Eskişehir benim ikinci yurdum
Ben her şeyimi ona borçluyum
Önceleri çiğdim,piştim,kavruldum
Ben her şeyimi ona borçluyum.
Dua edem toprağına taşına
Kötü hal gelmesin onun başına
Alışmışım kültürüne, aşına
Ben her şeyimi ona borçluyum
Geldiğim yıllarda yalnız kalmıştım
Zaman ile her şeyine alıştım
Sizin gibi dostlar ile buluştum
Ben her şeyimi ona borçluyum...
Gönlü ve yüreği vatan ve memleket aşkıyla dolu şairimizin ismini gönül defterime yazdım yıllar önce…
Gümüşhaneliler Derneğimizin yıllardır “Porsuk ile Harşit’in dostluğu ve kardeşliği” adına yaptığı tüm programlarda bizi hiç yalnız bırakmadı.
O’nu, şiir okuması için sahneye davet etmekten büyük bir haz alırdım.
Hangi şiirini okuyacak diye bir merak uyanırdı içimde.
Gözlerindeki şükran duygusu ve gönlünden kopan şiirleri sıcak bir okşayış gibi programlarda yüreğimizi ısıtırdı.
***
Bu ziyaretimizde şiirlerini bir kitapta topladığını ve 2022 yılının Temmuz ayında “ŞAHİN’İN RÜYASI” adlı şiir kitabını çıkardığını söyleyince içimde sevinç güvercinleri havalandı.

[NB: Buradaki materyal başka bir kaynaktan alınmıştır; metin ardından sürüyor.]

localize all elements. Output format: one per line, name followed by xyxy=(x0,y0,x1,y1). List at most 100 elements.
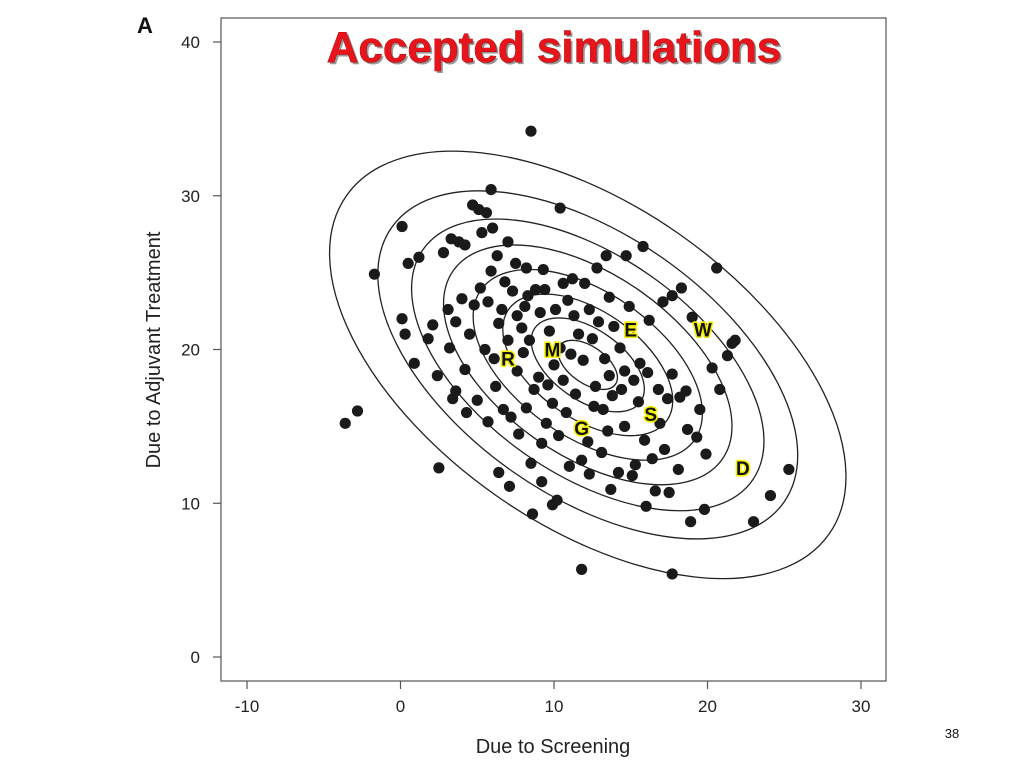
data-point xyxy=(614,342,626,354)
y-axis: 0 10 20 30 40 xyxy=(181,33,221,667)
data-point xyxy=(714,383,726,396)
data-point xyxy=(783,463,795,476)
data-point xyxy=(694,403,706,416)
data-point xyxy=(525,457,537,469)
data-point xyxy=(474,282,486,294)
data-point xyxy=(654,417,666,429)
data-point xyxy=(529,283,542,296)
data-point xyxy=(408,357,420,369)
data-point xyxy=(480,207,493,219)
y-tick-label: 40 xyxy=(181,33,200,52)
data-point xyxy=(586,333,598,345)
data-point xyxy=(595,446,608,459)
scatter-points xyxy=(339,125,795,580)
data-point xyxy=(506,285,519,297)
data-point xyxy=(396,313,408,325)
data-point xyxy=(646,453,658,465)
data-point xyxy=(583,303,595,316)
data-point xyxy=(554,342,566,354)
data-point xyxy=(479,343,491,356)
data-point xyxy=(582,436,594,448)
data-point xyxy=(721,350,734,362)
data-point xyxy=(597,403,609,416)
data-point xyxy=(747,516,760,528)
data-point xyxy=(576,563,588,575)
data-point xyxy=(497,403,509,416)
data-point xyxy=(700,448,712,460)
data-point xyxy=(577,354,589,366)
chart-title-shadow: Accepted simulations xyxy=(329,25,784,74)
data-point xyxy=(553,430,565,442)
data-point xyxy=(513,428,525,440)
data-point xyxy=(523,334,536,346)
annotation-label: E xyxy=(624,321,637,342)
data-point xyxy=(542,379,554,391)
data-point xyxy=(520,262,532,274)
data-point xyxy=(680,385,692,397)
data-point xyxy=(433,462,445,474)
point-annotations: E W R M S G D xyxy=(499,319,751,482)
data-point xyxy=(437,247,450,259)
x-axis: -10 0 10 20 30 xyxy=(235,681,871,716)
contour-ellipse xyxy=(502,293,674,437)
data-point xyxy=(517,346,529,359)
data-point xyxy=(560,406,572,419)
annotation-label: D xyxy=(736,459,750,480)
data-point xyxy=(686,311,698,323)
data-point xyxy=(629,459,641,471)
data-point xyxy=(499,276,511,288)
data-point xyxy=(490,380,502,392)
data-point xyxy=(672,463,684,476)
data-point xyxy=(467,199,479,211)
x-tick-label: 30 xyxy=(852,697,871,716)
data-point xyxy=(402,257,414,269)
data-point xyxy=(658,443,671,456)
data-point xyxy=(661,393,674,405)
data-point xyxy=(569,388,582,400)
data-point xyxy=(628,374,640,386)
data-point xyxy=(520,402,532,414)
slide-number: 38 xyxy=(945,726,959,741)
data-point xyxy=(396,220,408,233)
data-point xyxy=(503,480,516,492)
data-point xyxy=(764,489,777,502)
x-tick-label: 10 xyxy=(545,697,564,716)
data-point xyxy=(554,202,566,214)
data-point xyxy=(608,320,620,333)
data-point xyxy=(583,468,595,480)
data-point xyxy=(447,393,459,405)
data-point xyxy=(566,273,579,285)
data-point xyxy=(537,263,549,276)
data-point xyxy=(729,334,741,346)
data-point xyxy=(640,500,652,512)
data-point xyxy=(603,370,615,382)
data-point xyxy=(456,293,468,305)
data-point xyxy=(511,310,523,322)
data-point xyxy=(603,291,615,303)
data-point xyxy=(548,359,560,371)
data-point xyxy=(711,262,723,274)
data-point xyxy=(600,250,612,262)
data-point xyxy=(526,508,539,520)
data-point xyxy=(536,437,548,449)
data-point xyxy=(551,494,563,506)
data-point xyxy=(602,425,614,437)
data-point xyxy=(413,251,425,263)
data-point xyxy=(351,405,364,417)
data-point xyxy=(460,406,473,419)
data-point xyxy=(476,227,488,239)
data-point xyxy=(339,417,351,429)
data-point xyxy=(502,236,514,248)
data-point xyxy=(591,262,603,274)
data-point xyxy=(431,370,443,382)
data-point xyxy=(399,328,411,340)
data-point xyxy=(642,366,654,379)
data-point xyxy=(698,503,711,515)
data-point xyxy=(652,383,664,396)
data-point xyxy=(549,303,562,316)
data-point xyxy=(568,310,580,322)
data-point xyxy=(522,290,534,302)
data-point xyxy=(620,250,632,262)
data-point xyxy=(663,486,675,499)
data-point xyxy=(634,357,646,369)
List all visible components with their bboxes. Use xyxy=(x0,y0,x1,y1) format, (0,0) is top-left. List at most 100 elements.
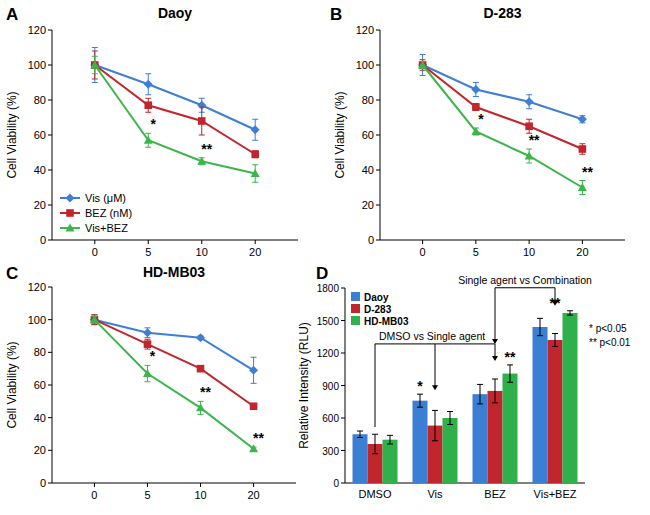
annotation: * xyxy=(151,116,157,132)
tick xyxy=(94,483,95,487)
marker xyxy=(419,61,427,69)
tick xyxy=(529,240,530,244)
tick-label: 0 xyxy=(40,477,46,489)
tick-label: 300 xyxy=(322,446,339,457)
tick xyxy=(48,205,52,206)
annotation: * xyxy=(478,111,484,127)
marker xyxy=(143,369,152,377)
marker xyxy=(144,136,153,144)
error-bar xyxy=(447,412,453,425)
x-axis xyxy=(52,483,296,484)
marker xyxy=(143,328,152,337)
legend-marker xyxy=(66,224,75,232)
tick-label: 1200 xyxy=(317,348,340,359)
error-bar xyxy=(387,435,393,444)
panel-label: A xyxy=(6,5,18,24)
marker xyxy=(579,145,587,153)
tick-label: 100 xyxy=(356,59,374,71)
tick-label: 120 xyxy=(28,24,46,36)
panel: DRelative Intensity (RLU)030060090012001… xyxy=(297,264,631,500)
line xyxy=(423,65,583,149)
tick xyxy=(341,353,345,354)
axis-title: Cell Viability (%) xyxy=(5,91,19,178)
tick xyxy=(147,483,148,487)
plot-area xyxy=(353,311,578,483)
error-bar xyxy=(252,151,258,158)
axis-title: Cell Viability (%) xyxy=(5,341,19,428)
tick-label: 100 xyxy=(28,59,46,71)
tick-label: 20 xyxy=(247,489,259,501)
legend-marker xyxy=(66,209,74,217)
legend-swatch xyxy=(351,316,360,325)
marker xyxy=(418,61,427,70)
legend-label: Daoy xyxy=(364,292,389,303)
error-bar xyxy=(372,434,378,454)
tick-label: 80 xyxy=(362,94,374,106)
error-bar xyxy=(552,334,558,347)
tick-label: 0 xyxy=(420,246,426,258)
bar xyxy=(533,327,548,483)
tick xyxy=(48,240,52,241)
marker xyxy=(90,61,99,70)
panel: BD-283Cell Viability (%)0204060801001200… xyxy=(330,5,625,258)
marker xyxy=(91,61,99,69)
y-axis xyxy=(52,30,53,240)
tick xyxy=(376,135,380,136)
marker xyxy=(144,101,152,109)
marker xyxy=(418,61,427,69)
tick xyxy=(48,170,52,171)
plot-area xyxy=(90,315,258,452)
line xyxy=(94,320,253,449)
plot-area xyxy=(418,55,587,195)
annotation: ** xyxy=(505,349,516,365)
bar xyxy=(443,418,458,483)
marker xyxy=(578,183,587,191)
marker xyxy=(249,366,258,375)
legend-marker xyxy=(66,194,75,203)
marker xyxy=(144,80,153,89)
marker xyxy=(471,85,480,94)
marker xyxy=(91,316,99,324)
tick xyxy=(48,135,52,136)
tick xyxy=(48,352,52,353)
title: D-283 xyxy=(483,5,521,21)
error-bar xyxy=(357,431,363,438)
tick xyxy=(376,30,380,31)
tick-label: 40 xyxy=(362,164,374,176)
marker xyxy=(90,61,99,69)
tick-label: 40 xyxy=(34,412,46,424)
tick xyxy=(201,240,202,244)
bar xyxy=(548,340,563,483)
comparison-label: Single agent vs Combination xyxy=(458,274,592,286)
legend-label: BEZ (nM) xyxy=(85,207,132,219)
title: Daoy xyxy=(158,5,192,21)
marker xyxy=(90,315,99,323)
y-axis xyxy=(380,30,381,240)
marker xyxy=(525,152,534,160)
tick xyxy=(376,170,380,171)
bar xyxy=(413,401,428,483)
tick xyxy=(48,65,52,66)
bracket-line xyxy=(495,287,555,288)
bracket-line xyxy=(435,344,436,387)
tick xyxy=(376,65,380,66)
tick xyxy=(200,483,201,487)
tick-label: 600 xyxy=(322,413,339,424)
line xyxy=(423,65,583,119)
tick-label: 20 xyxy=(249,246,261,258)
panel: ADaoyCell Viability (%)02040608010012005… xyxy=(5,5,298,258)
marker xyxy=(472,103,480,111)
x-axis xyxy=(380,240,625,241)
marker xyxy=(525,97,534,106)
significance-key: ** p<0.01 xyxy=(589,337,631,348)
tick-label: 40 xyxy=(34,164,46,176)
legend-label: Vis+BEZ xyxy=(85,222,128,234)
tick xyxy=(48,287,52,288)
bracket-line xyxy=(495,344,496,358)
tick xyxy=(341,418,345,419)
tick-label: 100 xyxy=(28,314,46,326)
marker xyxy=(196,333,205,342)
error-bar xyxy=(537,318,543,335)
bracket-line xyxy=(495,288,496,341)
tick xyxy=(341,288,345,289)
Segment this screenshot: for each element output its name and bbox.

Hediye ettiği birbirinden anlamlı “memleket ve gurbet kokan” şiirlerinin yer aldığı kitabını okuyurum şimdi.
Ahhh..Be Bilal abi!
Yine gözlerimi yaşarttın. Bu sefer şiirlerinle değil yaşadıklarınla.
Kısa zamanda iyileşip tekrar aramıza dönmeni bekliyoruz.
Rabbimizin “şafi” ismi hürmetine tez zamanda muzdarip olduğun hastalıktan kurtulman için dua ediyoruz.
Bugüne kadar her zorluğu aştığın gibi bu zor günleride dilerim aşarsın.
Çünkü o mümbit gönlünde demlenen ve kağıda yazman için sıra bekleyen daha nice gül kokan şiirlerin olacak bize okuyacağın!
Güler yüzlü, merhametli, şefkatli, vefalı şairim.